How This Skill Works
Varlock relies on a .env.schema to declare variable types and sensitivity. Running varlock load validates the environment and returns masked values, never printing real secrets. For risky operations, use varlock run to wrap commands (e.g., curl) so secrets aren’t exposed in shell history or logs.
When to Use It
- Validating secrets in Claude Code sessions without exposing actual values.
- Running commands that access external services (e.g., APIs) safely using masked envs.
- Initializing or updating a project by generating or validating a .env.schema from an existing .env.
- Reviewing env configuration without dumping secrets (avoid cat .env).

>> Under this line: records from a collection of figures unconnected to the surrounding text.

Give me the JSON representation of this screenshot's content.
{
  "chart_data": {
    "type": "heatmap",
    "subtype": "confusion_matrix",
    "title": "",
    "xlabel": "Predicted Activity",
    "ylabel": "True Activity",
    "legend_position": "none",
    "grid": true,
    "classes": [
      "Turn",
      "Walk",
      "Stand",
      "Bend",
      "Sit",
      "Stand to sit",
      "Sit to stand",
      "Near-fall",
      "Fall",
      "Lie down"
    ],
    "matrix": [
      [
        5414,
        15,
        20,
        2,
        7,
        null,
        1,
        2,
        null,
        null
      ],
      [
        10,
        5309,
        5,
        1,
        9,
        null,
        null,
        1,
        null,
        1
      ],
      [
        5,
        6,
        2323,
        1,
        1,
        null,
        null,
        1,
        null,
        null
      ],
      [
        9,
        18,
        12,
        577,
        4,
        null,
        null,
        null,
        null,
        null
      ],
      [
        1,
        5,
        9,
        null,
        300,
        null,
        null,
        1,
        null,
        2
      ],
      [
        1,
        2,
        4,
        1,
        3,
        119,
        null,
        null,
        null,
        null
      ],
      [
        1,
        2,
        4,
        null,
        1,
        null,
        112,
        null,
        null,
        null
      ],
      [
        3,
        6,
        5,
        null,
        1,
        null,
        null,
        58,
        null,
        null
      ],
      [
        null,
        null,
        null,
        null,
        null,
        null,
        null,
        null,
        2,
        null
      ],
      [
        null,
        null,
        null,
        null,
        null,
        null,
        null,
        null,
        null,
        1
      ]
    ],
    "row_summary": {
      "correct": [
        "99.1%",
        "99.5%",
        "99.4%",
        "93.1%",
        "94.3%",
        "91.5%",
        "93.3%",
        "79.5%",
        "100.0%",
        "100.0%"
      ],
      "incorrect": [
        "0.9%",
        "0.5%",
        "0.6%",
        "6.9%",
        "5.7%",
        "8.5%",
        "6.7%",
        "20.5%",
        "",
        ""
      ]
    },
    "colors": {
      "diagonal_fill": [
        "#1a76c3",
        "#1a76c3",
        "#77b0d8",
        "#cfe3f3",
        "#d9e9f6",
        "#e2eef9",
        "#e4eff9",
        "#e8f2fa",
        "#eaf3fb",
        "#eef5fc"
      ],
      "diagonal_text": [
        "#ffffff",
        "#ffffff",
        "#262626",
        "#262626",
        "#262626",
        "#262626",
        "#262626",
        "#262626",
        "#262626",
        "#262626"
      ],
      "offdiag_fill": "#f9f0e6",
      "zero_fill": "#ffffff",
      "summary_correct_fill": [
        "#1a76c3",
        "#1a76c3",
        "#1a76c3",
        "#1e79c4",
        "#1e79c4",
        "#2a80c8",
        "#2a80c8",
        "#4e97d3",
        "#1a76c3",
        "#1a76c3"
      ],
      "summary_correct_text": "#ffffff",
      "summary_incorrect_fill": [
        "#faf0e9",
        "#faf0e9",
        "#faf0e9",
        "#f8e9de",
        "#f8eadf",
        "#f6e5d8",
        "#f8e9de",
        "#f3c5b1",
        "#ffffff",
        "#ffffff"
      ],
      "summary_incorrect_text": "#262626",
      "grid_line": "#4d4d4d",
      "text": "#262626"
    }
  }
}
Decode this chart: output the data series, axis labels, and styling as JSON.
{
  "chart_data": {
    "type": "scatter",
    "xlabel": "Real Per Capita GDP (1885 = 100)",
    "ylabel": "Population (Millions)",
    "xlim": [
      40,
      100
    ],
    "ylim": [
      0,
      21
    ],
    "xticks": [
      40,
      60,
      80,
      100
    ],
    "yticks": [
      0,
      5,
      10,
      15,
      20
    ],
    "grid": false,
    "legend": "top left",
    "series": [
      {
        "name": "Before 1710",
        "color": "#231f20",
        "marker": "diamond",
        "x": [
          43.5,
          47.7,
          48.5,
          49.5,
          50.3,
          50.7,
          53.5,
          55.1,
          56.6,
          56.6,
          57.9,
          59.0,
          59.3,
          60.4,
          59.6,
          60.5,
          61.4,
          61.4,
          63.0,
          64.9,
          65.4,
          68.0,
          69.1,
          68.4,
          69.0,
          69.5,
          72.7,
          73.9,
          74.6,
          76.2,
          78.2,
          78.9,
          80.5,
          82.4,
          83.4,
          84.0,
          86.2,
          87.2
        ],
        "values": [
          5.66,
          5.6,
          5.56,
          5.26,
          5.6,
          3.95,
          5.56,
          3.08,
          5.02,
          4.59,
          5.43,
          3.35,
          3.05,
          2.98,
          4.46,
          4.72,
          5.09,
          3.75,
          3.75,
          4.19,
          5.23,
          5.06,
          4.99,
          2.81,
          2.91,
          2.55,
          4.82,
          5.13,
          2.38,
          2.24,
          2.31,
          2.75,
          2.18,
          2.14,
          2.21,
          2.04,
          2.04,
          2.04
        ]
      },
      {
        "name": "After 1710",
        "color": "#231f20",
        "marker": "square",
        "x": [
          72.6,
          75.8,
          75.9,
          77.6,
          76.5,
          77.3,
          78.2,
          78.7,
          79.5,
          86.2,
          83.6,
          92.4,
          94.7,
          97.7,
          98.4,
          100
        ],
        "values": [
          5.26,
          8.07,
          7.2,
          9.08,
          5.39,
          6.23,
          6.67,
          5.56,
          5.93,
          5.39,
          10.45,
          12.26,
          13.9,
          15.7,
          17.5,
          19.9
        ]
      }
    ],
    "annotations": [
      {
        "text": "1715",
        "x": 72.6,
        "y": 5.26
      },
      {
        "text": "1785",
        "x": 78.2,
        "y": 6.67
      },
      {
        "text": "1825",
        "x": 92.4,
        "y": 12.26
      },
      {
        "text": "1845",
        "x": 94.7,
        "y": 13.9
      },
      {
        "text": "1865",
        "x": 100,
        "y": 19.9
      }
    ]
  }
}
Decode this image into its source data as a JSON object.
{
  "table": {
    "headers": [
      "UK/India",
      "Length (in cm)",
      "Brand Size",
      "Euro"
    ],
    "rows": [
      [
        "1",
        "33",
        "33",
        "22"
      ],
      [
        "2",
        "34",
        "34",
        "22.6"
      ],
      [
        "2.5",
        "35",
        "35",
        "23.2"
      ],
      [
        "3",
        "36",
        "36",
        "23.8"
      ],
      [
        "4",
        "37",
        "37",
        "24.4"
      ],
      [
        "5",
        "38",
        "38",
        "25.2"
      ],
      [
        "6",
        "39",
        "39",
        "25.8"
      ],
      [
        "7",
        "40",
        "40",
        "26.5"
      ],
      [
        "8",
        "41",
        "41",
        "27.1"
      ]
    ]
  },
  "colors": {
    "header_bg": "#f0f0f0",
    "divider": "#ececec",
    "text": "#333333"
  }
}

- Enforcing schema-driven sensitivity for high-security items like API keys and DB passwords.
Quick Start
- Step 1: Install Varlock CLI by running curl -sSfL https://varlock.dev/install.sh | sh -s -- --force-no-brew
- Step 2: Add Varlock to PATH (update ~/.zshrc or ~/.bashrc) to include Varlock, e.g., export PATH=$HOME/.varlock/bin:$PATH
- Step 3: Verify with varlock --version
Best Practices
- Never echo secrets to terminal or logs; rely on varlock load output masking.

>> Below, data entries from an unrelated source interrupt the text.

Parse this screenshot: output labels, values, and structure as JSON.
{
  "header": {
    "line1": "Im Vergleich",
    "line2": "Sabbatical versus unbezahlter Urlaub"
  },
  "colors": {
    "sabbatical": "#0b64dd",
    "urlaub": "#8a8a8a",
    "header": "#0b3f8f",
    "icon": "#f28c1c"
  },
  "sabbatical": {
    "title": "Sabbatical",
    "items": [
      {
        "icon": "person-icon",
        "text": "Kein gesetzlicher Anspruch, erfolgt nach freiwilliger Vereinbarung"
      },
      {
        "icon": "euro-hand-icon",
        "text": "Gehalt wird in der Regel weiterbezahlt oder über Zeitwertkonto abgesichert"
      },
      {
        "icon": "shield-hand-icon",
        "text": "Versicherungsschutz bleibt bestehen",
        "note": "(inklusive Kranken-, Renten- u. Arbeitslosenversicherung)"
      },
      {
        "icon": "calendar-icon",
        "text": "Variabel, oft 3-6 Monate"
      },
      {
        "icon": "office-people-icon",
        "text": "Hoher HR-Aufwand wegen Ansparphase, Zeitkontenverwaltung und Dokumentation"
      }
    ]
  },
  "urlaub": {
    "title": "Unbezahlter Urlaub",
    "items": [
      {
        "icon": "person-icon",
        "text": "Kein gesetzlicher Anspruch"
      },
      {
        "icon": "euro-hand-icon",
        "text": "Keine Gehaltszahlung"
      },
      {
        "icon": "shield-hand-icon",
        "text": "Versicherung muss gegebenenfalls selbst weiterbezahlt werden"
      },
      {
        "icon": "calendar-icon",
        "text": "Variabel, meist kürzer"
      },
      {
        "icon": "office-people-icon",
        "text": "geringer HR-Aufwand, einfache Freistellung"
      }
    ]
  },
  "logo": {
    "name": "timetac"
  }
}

- Never read .env directly; prefer the .env.schema for structure and validation.
- Use varlock load for validation and to see masked values instead of raw secrets.
- Wrap risky commands with varlock run to prevent secrets from entering shell history.
- Annotate sensitive vars with @sensitive in your schema to control masking and redaction.
Example Use Cases
- Validate credentials in a Claude Code session: varlock load shows masked values like API_KEY.
- Wrap a curl request with varlock run -- curl to avoid exposing Bearer tokens.
- Initialize a project by running varlock init to generate .env.schema from an existing .env.
- Define STRIPE_SECRET_KEY as SENSITIVE in .env.schema to ensure masking of secret keys.
- Verify environments by inspecting masked outputs rather than raw env data in logs.